Background: Biosynthesis of sialyl Lewis(x) (sLe(x)) requires a sialyltransferase for alpha-2,3-sialylation and a fucosyltransferase for alpha-1,3-fucosylation. To date, five human alpha-1,3-fucosyltransferase (Fuc-T) genes and five human alpha-2,3-sialyltransferase (ST) genes have been cloned. However, it is not known which enzyme is mainly responsible for sLe(x) synthesis.
Methods: Three hundred thirteen patients with nonsmall cell lung carcinoma who had a curative tumor resection were the subjects of this study. Using tumor tissues fixed in formaldehyde, amplification of genomic DNA of Fuc-T and ST was performed by PCR and correlated with sLe(x) staining and patient prognosis.

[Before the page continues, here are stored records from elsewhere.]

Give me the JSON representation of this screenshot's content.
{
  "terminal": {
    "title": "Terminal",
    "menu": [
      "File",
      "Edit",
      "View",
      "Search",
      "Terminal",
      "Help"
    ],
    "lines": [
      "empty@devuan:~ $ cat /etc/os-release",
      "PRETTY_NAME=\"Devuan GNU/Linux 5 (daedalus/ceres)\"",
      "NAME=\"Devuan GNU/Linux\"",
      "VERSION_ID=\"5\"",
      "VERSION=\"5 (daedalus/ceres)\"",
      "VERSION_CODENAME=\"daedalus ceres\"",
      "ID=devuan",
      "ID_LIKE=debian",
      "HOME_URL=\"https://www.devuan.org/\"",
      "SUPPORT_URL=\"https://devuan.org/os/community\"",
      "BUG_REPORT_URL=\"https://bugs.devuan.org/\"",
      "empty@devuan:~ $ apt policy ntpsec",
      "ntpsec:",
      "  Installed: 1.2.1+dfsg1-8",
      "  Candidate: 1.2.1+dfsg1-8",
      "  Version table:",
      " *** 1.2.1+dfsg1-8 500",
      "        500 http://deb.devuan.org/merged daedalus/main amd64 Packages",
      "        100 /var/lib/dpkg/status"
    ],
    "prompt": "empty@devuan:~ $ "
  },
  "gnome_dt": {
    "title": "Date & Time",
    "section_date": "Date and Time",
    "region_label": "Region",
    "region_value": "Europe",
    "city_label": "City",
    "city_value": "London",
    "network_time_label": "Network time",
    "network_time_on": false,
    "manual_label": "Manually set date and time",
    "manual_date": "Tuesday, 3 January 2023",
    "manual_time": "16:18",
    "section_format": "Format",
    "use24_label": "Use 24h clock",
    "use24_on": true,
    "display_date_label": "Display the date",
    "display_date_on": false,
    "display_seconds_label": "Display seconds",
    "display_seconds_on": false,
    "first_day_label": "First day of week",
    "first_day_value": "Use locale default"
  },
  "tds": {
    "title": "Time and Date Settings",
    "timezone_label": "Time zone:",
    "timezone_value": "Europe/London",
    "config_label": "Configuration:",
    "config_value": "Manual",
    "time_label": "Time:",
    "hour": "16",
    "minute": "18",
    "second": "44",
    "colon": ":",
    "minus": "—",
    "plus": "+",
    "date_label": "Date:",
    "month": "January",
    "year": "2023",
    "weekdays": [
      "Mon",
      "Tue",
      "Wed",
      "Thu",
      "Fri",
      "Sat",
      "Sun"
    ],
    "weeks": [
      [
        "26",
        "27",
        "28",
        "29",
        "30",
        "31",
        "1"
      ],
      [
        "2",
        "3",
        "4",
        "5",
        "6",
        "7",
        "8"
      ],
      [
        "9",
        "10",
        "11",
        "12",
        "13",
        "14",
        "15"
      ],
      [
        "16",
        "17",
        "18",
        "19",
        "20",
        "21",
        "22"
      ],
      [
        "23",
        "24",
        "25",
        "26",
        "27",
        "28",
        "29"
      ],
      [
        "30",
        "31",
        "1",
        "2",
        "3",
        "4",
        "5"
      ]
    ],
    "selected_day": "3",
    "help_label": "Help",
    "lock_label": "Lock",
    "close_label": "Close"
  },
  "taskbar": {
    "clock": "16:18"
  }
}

Results: The frequency of strong ST3N and Fuc-TVII amplification was significantly higher than that of STZ, ST4, Fuc-TIII, Fuc-TV, and Fuc-TVI amplification (P < 0.01). The frequency of sLe(x) staining was similar to ST3N and Fuc-TVII amplification. Survival of the patients whose tumors had strong amplification of both ST3N and Fuc-TVII was significantly shorter than that of patients whose tumors had no amplification of either gene (P < 0.01). In a multivariate analysis of survival, Fuc-TVII remained a statistically significant prognostic factor.
Conclusions: In lung carcinoma, ST3N and Fuc-TVII may both be related to sLe(x) synthesis, and Fuc-TVII is a more important indicator of poor prognosis.